Crude oil dropped yesterday, as debts concerns in Europe along with the unexpected drop of U.S. weekly employment claims may hurt the long-term demand for energy. Crude oil prices rose during most of the week on optimism regarding the global economic recovery. However, recent notifications that several European countries suffer from excessive deficits have ended the optimism. In addition, the Dollar's bullish trend also weakened oil. Crude oil is valued in Dollars, and when the Dollar sees a sharp rise, crude oil tends to drop as a result.
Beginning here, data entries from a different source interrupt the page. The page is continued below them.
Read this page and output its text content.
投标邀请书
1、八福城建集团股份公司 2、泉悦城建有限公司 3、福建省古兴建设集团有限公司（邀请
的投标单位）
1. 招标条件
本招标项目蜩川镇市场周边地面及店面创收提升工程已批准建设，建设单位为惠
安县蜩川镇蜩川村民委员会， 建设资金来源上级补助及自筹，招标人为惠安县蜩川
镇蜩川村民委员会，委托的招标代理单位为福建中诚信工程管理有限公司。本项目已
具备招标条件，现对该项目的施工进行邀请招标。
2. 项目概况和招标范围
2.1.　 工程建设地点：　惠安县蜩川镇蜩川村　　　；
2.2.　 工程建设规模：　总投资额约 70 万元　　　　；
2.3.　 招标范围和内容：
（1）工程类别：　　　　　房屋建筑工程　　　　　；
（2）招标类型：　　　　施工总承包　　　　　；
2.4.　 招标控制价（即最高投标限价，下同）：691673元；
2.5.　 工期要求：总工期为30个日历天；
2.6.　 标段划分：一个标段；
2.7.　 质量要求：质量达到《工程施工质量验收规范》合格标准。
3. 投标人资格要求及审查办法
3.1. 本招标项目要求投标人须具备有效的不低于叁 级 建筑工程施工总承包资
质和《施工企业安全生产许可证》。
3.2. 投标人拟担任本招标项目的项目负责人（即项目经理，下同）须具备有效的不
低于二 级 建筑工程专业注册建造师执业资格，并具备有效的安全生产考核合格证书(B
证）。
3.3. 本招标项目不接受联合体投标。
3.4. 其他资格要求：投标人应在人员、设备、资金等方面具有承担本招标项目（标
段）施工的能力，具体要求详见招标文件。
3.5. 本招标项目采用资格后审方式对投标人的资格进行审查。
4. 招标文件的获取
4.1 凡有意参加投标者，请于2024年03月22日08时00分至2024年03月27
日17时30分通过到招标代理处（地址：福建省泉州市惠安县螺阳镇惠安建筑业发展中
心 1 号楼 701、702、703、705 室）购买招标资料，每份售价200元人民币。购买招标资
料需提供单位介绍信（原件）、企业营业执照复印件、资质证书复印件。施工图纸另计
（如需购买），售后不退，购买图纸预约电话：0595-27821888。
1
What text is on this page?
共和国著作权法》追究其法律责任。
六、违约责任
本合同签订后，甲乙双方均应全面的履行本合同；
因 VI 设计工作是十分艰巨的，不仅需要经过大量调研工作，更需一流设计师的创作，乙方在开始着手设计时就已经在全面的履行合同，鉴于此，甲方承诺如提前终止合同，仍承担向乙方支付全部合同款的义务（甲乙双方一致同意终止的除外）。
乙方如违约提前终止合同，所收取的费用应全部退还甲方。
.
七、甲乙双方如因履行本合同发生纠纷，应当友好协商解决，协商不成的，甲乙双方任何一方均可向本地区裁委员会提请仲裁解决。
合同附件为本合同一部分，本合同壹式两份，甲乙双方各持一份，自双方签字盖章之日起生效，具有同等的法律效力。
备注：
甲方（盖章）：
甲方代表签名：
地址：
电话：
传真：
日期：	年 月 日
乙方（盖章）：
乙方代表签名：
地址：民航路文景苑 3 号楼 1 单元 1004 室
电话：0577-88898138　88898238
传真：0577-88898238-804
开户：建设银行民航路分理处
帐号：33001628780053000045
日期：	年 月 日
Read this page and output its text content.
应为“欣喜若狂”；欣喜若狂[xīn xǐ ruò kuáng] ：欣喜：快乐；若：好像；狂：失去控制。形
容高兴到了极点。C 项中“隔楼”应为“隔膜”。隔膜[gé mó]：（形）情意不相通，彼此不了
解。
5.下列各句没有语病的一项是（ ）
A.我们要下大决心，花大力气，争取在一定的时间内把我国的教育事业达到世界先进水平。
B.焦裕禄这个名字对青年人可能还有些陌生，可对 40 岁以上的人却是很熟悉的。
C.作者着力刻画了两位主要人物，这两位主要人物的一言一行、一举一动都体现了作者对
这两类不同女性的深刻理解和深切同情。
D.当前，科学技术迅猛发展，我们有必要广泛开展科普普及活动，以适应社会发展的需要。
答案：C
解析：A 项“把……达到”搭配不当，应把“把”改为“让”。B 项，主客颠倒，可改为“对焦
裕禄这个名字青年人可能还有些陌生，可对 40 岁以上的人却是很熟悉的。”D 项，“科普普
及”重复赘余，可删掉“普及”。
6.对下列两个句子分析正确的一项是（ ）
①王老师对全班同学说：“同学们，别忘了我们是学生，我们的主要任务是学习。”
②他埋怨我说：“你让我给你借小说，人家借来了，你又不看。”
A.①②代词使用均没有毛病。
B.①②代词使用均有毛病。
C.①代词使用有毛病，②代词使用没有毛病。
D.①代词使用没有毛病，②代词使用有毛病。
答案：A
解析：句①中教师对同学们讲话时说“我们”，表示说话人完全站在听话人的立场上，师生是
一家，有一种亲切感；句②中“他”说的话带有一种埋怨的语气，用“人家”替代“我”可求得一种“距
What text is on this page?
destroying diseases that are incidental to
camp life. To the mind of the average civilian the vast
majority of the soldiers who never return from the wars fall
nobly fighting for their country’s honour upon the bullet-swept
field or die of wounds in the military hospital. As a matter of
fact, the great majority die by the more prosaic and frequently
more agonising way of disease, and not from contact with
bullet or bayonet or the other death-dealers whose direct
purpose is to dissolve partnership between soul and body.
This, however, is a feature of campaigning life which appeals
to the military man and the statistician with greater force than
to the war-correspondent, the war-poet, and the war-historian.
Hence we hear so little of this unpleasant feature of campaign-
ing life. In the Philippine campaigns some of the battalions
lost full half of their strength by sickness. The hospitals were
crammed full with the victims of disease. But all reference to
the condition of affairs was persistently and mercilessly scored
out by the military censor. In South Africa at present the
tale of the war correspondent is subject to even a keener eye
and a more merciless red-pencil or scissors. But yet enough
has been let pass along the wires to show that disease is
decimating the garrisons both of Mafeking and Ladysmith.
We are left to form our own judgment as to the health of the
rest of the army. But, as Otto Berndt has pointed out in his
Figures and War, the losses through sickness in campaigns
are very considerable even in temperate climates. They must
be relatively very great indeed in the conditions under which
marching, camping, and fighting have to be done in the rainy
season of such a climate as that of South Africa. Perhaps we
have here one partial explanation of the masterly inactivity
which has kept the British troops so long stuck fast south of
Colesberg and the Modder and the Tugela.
Looking ahead to today, traders are advised to follow closely the major publications from the U.S. economy as they are likely to impact oil the most. Today's most significant data will be the U.S. Non-Farm Employment Change, and this publication is likely to have an immediate affect on crude oil.
Technical News
EUR/USD
The weekly chart shows a strong bearish trend with no signs of slowing. Both the 7-day and 14-day Relative Strength indicator are trading sharply below the 30 level and have not yet made a move to rise. The price has broken its 50% retracement level from the previous bullish trend at a price of 1.3746 and now could fall to the 68% retracement level to 1.3296.
GBP/USD
The daily chart displays a downward sloping MACD histogram, indicating the momentum of the pair is moving lower. The sharp downward trend has arrived at the significant support level of 1.5715. The previous bearish move ended at this price level. If the pair is able to breach this support line, we could see the price move lower to the next significant support level of 1.5350.
USD/JPY
The weekly chart shows a significant bearish trend that may have room to extend. The MACD shows a potential bearish cross forming with a downward sloping histogram, hinting at a further lower price move. The price move began at the upper border on the Bollinger Band and has since crossed the 20-day moving average line. This shows the potential for further price declines, perhaps to the lower Bollinger Band at a level of 87.30.
USD/CHF
The strong bullish trend shown on the 4-hour chart may now be overbought and those who were long may want to trip their exposure. The 4-hour shows a bearish cross has formed on the Slow Stochastic Oscillator, indicating the potential for price move lower. The Momentum Oscillator has reached the upper boundary and has begun to turn lower, supporting the potential lower price move. The Relative Strength Index has moved into the overbought region but has yet to break the rising trend line or the upper boundary. Traders may want to wait for the break of the 70 line to close their long positions or go short on the pair.
Silver
Silver has experienced a significant downward price move that has now broken a long term trend line that began in November 2008. The price breach also passed the significant support level of 16.22. Forex and commodity traders who are short on silver may want to set their next price target at the new support level of 16.40.